Any armchair therapist will tell you that grieving is an important process that we have to move through to get to a better place. Allowing the normal feelings of disbelief, hurt and eventual acceptance are crucial. In this case, though, it sounds like you aren’t grieving so much as clinging to the past and fantasizing about an alternate reality where this separation never happened.

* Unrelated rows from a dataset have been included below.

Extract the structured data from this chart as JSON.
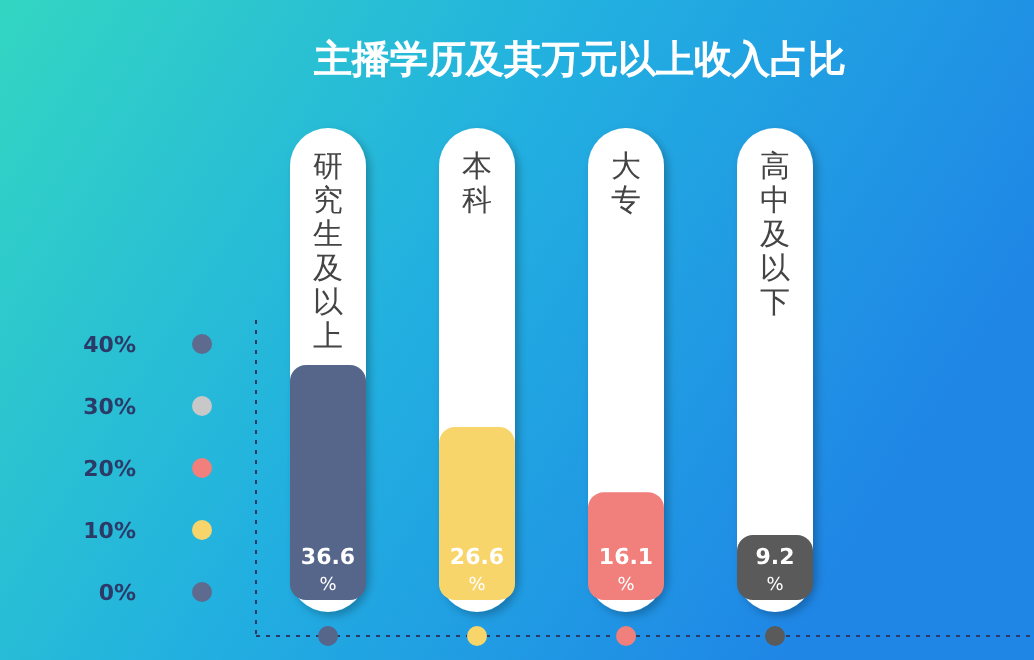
{
  "chart_data": {
    "type": "bar",
    "title": "主播学历及其万元以上收入占比",
    "categories": [
      "研究生及以上",
      "本科",
      "大专",
      "高中及以下"
    ],
    "values": [
      36.6,
      26.6,
      16.1,
      9.2
    ],
    "colors": [
      "#56658a",
      "#f7d56b",
      "#f17f7b",
      "#5a5a5a"
    ],
    "value_labels": [
      "36.6$_{%}$",
      "26.6$_{%}$",
      "16.1$_{%}$",
      "9.2$_{%}$"
    ],
    "ylim": [
      0,
      40
    ],
    "yticks": [
      {
        "value": 0,
        "label": "0%"
      },
      {
        "value": 10,
        "label": "10%"
      },
      {
        "value": 20,
        "label": "20%"
      },
      {
        "value": 30,
        "label": "30%"
      },
      {
        "value": 40,
        "label": "40%"
      }
    ]
  }
}
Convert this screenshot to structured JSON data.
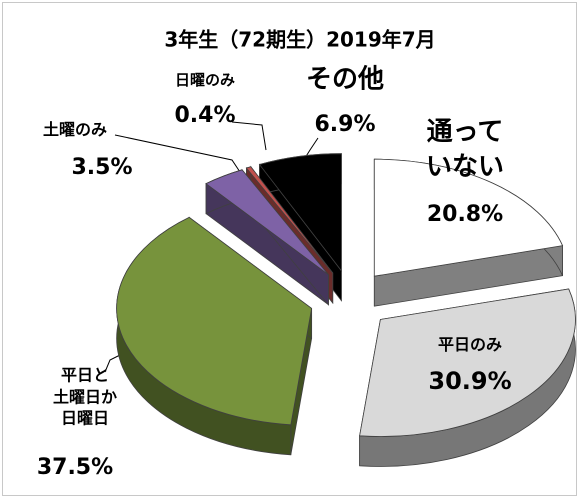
{
  "chart_data": {
    "type": "pie3d",
    "title": "3年生（72期生）2019年7月",
    "categories": [
      "通って\nいない",
      "平日のみ",
      "平日と\n土曜日か\n日曜日",
      "土曜のみ",
      "日曜のみ",
      "その他"
    ],
    "values": [
      20.8,
      30.9,
      37.5,
      3.5,
      0.4,
      6.9
    ],
    "value_labels": [
      "20.8%",
      "30.9%",
      "37.5%",
      "3.5%",
      "0.4%",
      "6.9%"
    ],
    "colors": [
      "#ffffff",
      "#d9d9d9",
      "#77933c",
      "#7e62a6",
      "#c0504d",
      "#000000"
    ]
  }
}
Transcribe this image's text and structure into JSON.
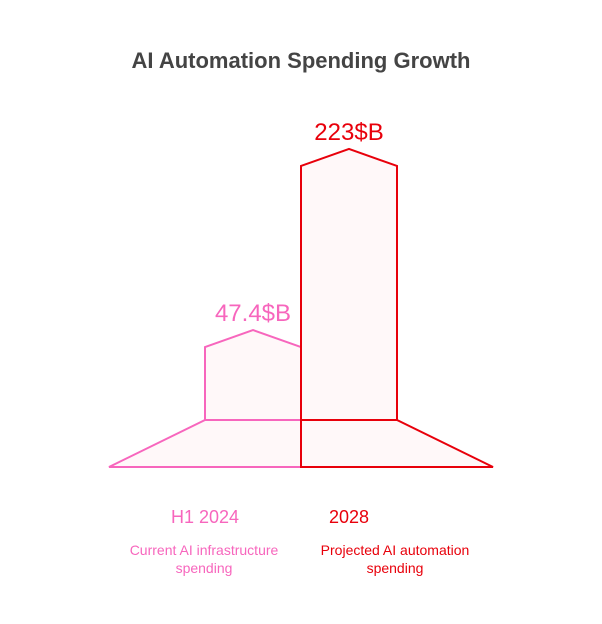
{
  "chart_data": {
    "type": "bar",
    "title": "AI Automation Spending Growth",
    "categories": [
      "H1 2024",
      "2028"
    ],
    "descriptions": [
      "Current AI infrastructure spending",
      "Projected AI automation spending"
    ],
    "values": [
      47.4,
      223
    ],
    "value_labels": [
      "47.4$B",
      "223$B"
    ],
    "unit": "$B",
    "colors": [
      "#f766bd",
      "#e8000b"
    ],
    "fill": "#fff8f9"
  }
}
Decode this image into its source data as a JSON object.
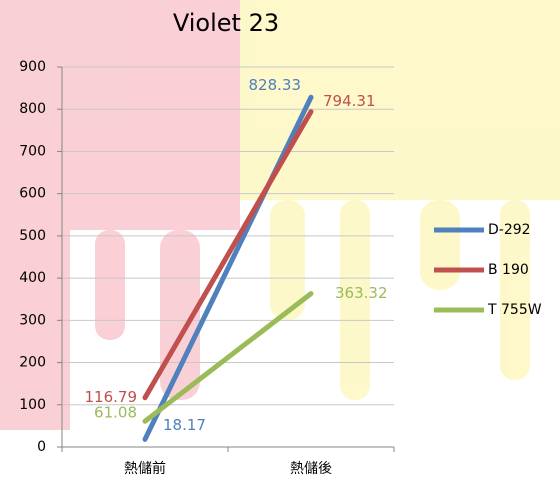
{
  "chart_data": {
    "type": "line",
    "title": "Violet 23",
    "categories": [
      "熱儲前",
      "熱儲後"
    ],
    "series": [
      {
        "name": "D-292",
        "color": "#4f81bd",
        "values": [
          18.17,
          828.33
        ]
      },
      {
        "name": "B 190",
        "color": "#c0504d",
        "values": [
          116.79,
          794.31
        ]
      },
      {
        "name": "T 755W",
        "color": "#9bbb59",
        "values": [
          61.08,
          363.32
        ]
      }
    ],
    "ylim": [
      0,
      900
    ],
    "yticks": [
      0,
      100,
      200,
      300,
      400,
      500,
      600,
      700,
      800,
      900
    ],
    "grid": true,
    "legend": "right"
  }
}
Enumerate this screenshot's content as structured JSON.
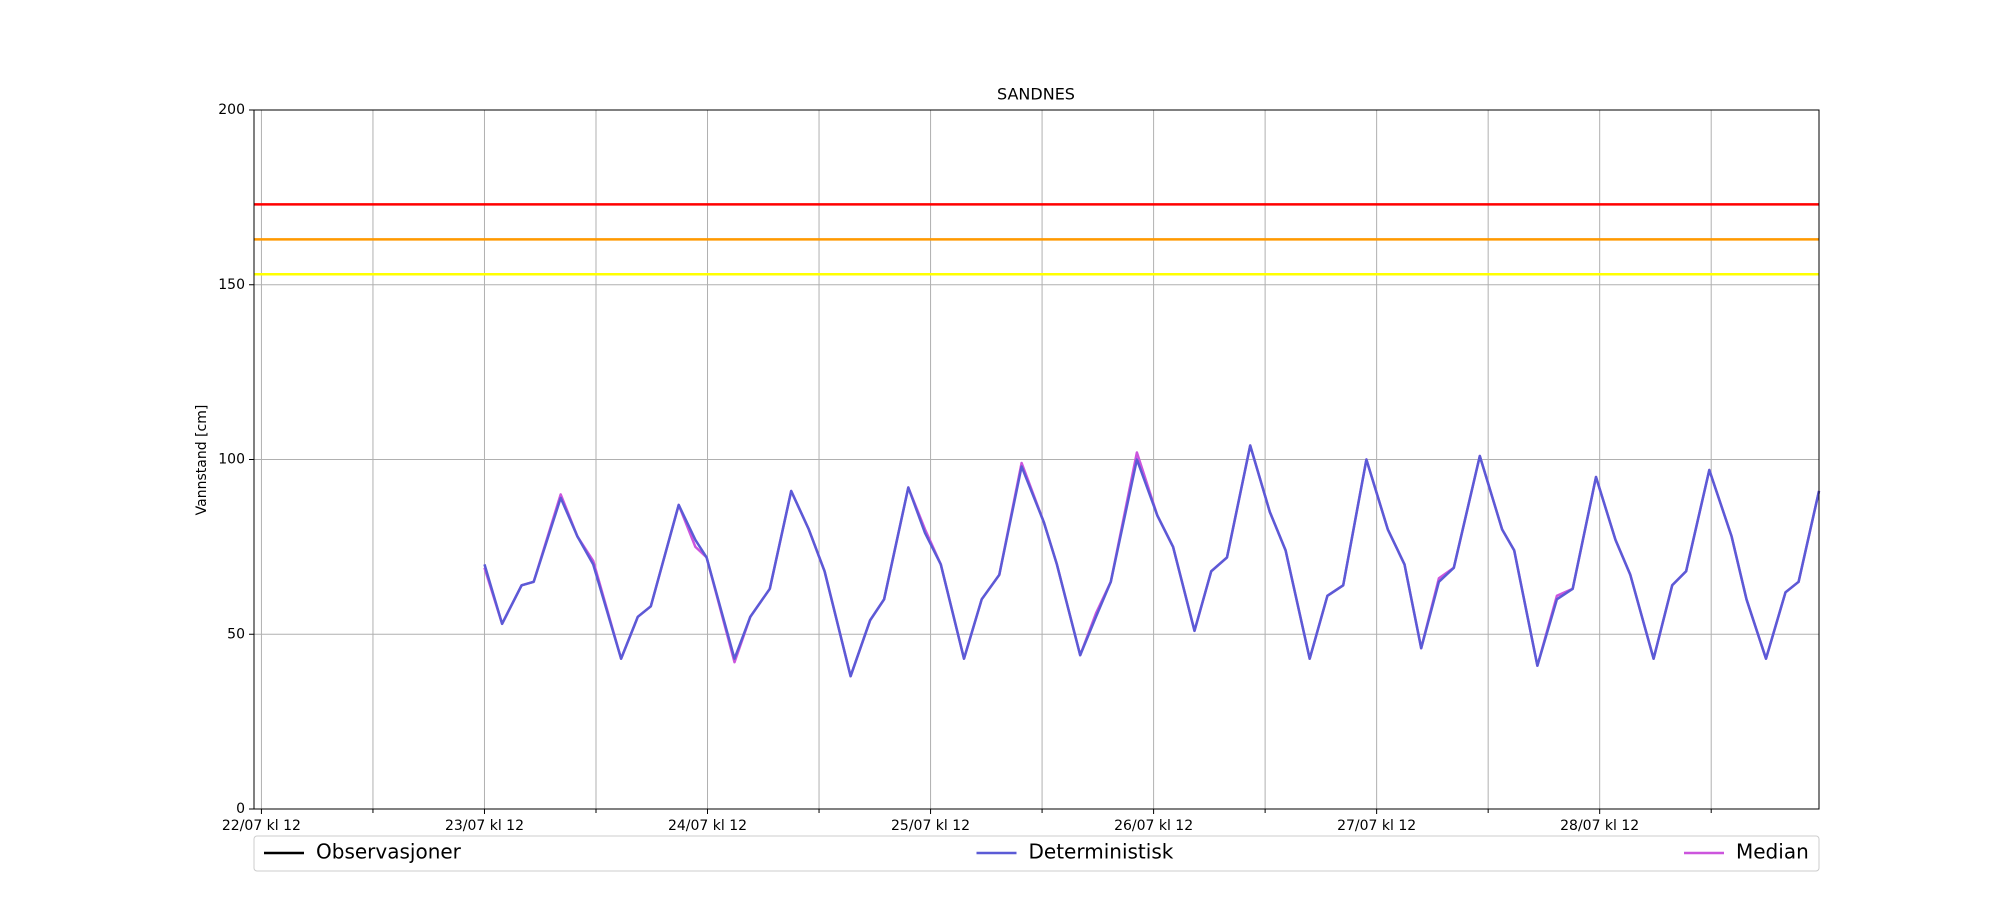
{
  "chart_data": {
    "type": "line",
    "title": "SANDNES",
    "y_label": "Vannstand [cm]",
    "x": [
      24,
      25.9,
      28,
      29.3,
      32.2,
      34,
      35.7,
      38.7,
      40.5,
      41.9,
      44.9,
      46.7,
      47.9,
      50.9,
      52.6,
      54.7,
      57,
      58.9,
      60.6,
      63.4,
      65.5,
      67,
      69.6,
      71.4,
      73.1,
      75.6,
      77.5,
      79.4,
      81.8,
      84.2,
      85.6,
      88.1,
      89.8,
      91.4,
      94.2,
      96.4,
      98.1,
      100.4,
      102.2,
      103.9,
      106.4,
      108.5,
      110.2,
      112.8,
      114.7,
      116.4,
      118.9,
      121.2,
      123,
      124.8,
      126.7,
      128.3,
      131.1,
      133.5,
      134.8,
      137.3,
      139.4,
      141.1,
      143.6,
      145.7,
      147.3,
      149.8,
      151.8,
      153.3,
      155.8,
      158.2,
      159.8,
      161.9,
      164,
      165.4,
      167.6
    ],
    "series": [
      {
        "name": "Observasjoner",
        "color": "#000000",
        "values": [
          null,
          null,
          null,
          null,
          null,
          null,
          null,
          null,
          null,
          null,
          null,
          null,
          null,
          null,
          null,
          null,
          null,
          null,
          null,
          null,
          null,
          null,
          null,
          null,
          null,
          null,
          null,
          null,
          null,
          null,
          null,
          null,
          null,
          null,
          null,
          null,
          null,
          null,
          null,
          null,
          null,
          null,
          null,
          null,
          null,
          null,
          null,
          null,
          null,
          null,
          null,
          null,
          null,
          null,
          null,
          null,
          null,
          null,
          null,
          null,
          null,
          null,
          null,
          null,
          null,
          null,
          null,
          null,
          null,
          null,
          null
        ]
      },
      {
        "name": "Deterministisk",
        "color": "#5b5bd6",
        "values": [
          70,
          53,
          64,
          65,
          89,
          78,
          70,
          43,
          55,
          58,
          87,
          77,
          72,
          43,
          55,
          63,
          91,
          80,
          68,
          38,
          54,
          60,
          92,
          79,
          70,
          43,
          60,
          67,
          98,
          82,
          70,
          44,
          55,
          65,
          100,
          84,
          75,
          51,
          68,
          72,
          104,
          85,
          74,
          43,
          61,
          64,
          100,
          80,
          70,
          46,
          65,
          69,
          101,
          80,
          74,
          41,
          60,
          63,
          95,
          77,
          67,
          43,
          64,
          68,
          97,
          78,
          60,
          43,
          62,
          65,
          91
        ]
      },
      {
        "name": "Median",
        "color": "#cc55dd",
        "values": [
          69,
          53,
          64,
          65,
          90,
          78,
          71,
          43,
          55,
          58,
          87,
          75,
          72,
          42,
          55,
          63,
          91,
          80,
          68,
          38,
          54,
          60,
          92,
          80,
          70,
          43,
          60,
          67,
          99,
          82,
          70,
          44,
          56,
          65,
          102,
          84,
          75,
          51,
          68,
          72,
          104,
          85,
          74,
          43,
          61,
          64,
          100,
          80,
          70,
          46,
          66,
          69,
          101,
          80,
          74,
          41,
          61,
          63,
          95,
          77,
          67,
          43,
          64,
          68,
          97,
          78,
          60,
          43,
          62,
          65,
          91
        ]
      }
    ],
    "thresholds": [
      {
        "value": 173,
        "color": "#ff0000"
      },
      {
        "value": 163,
        "color": "#ff9900"
      },
      {
        "value": 153,
        "color": "#ffff00"
      }
    ],
    "xlim": [
      -0.8,
      167.6
    ],
    "xticks": [
      {
        "value": 0,
        "label": "22/07 kl 12"
      },
      {
        "value": 24,
        "label": "23/07 kl 12"
      },
      {
        "value": 48,
        "label": "24/07 kl 12"
      },
      {
        "value": 72,
        "label": "25/07 kl 12"
      },
      {
        "value": 96,
        "label": "26/07 kl 12"
      },
      {
        "value": 120,
        "label": "27/07 kl 12"
      },
      {
        "value": 144,
        "label": "28/07 kl 12"
      }
    ],
    "xminor": [
      12,
      36,
      60,
      84,
      108,
      132,
      156
    ],
    "ylim": [
      0,
      200
    ],
    "yticks": [
      0,
      50,
      100,
      150,
      200
    ],
    "grid": true
  }
}
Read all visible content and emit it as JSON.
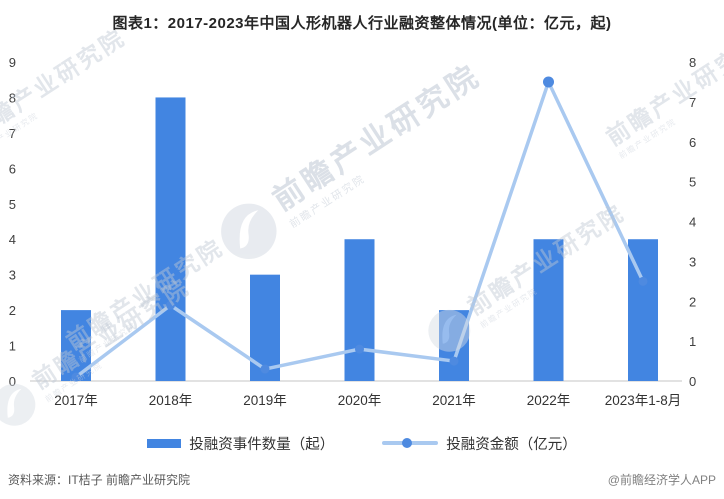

Sometimes, when folks are still in turmoil over a break-up years prior, it’s a sign of two possible issues. I’ll call the first the “one and only syndrome.” Harbouring a belief that there is only one person out there for us can be a very painful way of navigating our romantic lives. While this belief offers a certain dramatic flair, it is profoundly limiting. By fully acknowledging the loss of this one relationship, you are freed up to pursue new possibilities.

Changing this belief will mean at least deleting all your Adele playlists and refusing to daydream about miraculous heartfelt reunions.

Another culprit for the unending break-up grief has to do with your sense of personal worth. It sounds like you feel you struck gold with your ex—maybe that you even saw yourself as unworthy of someone so “exceptional.”

So long as you see yourself as a peasant and her as a goddess, you’ll feel desperate for her validation and approval.

Maybe she had qualities or a way of being that you actually wish you had yourself. Instead of limiting yourself to the notion that joy was only possible because of her, focus on the ways you created joy together and how you can translate those skills onto your life now—with or without a partner in crime.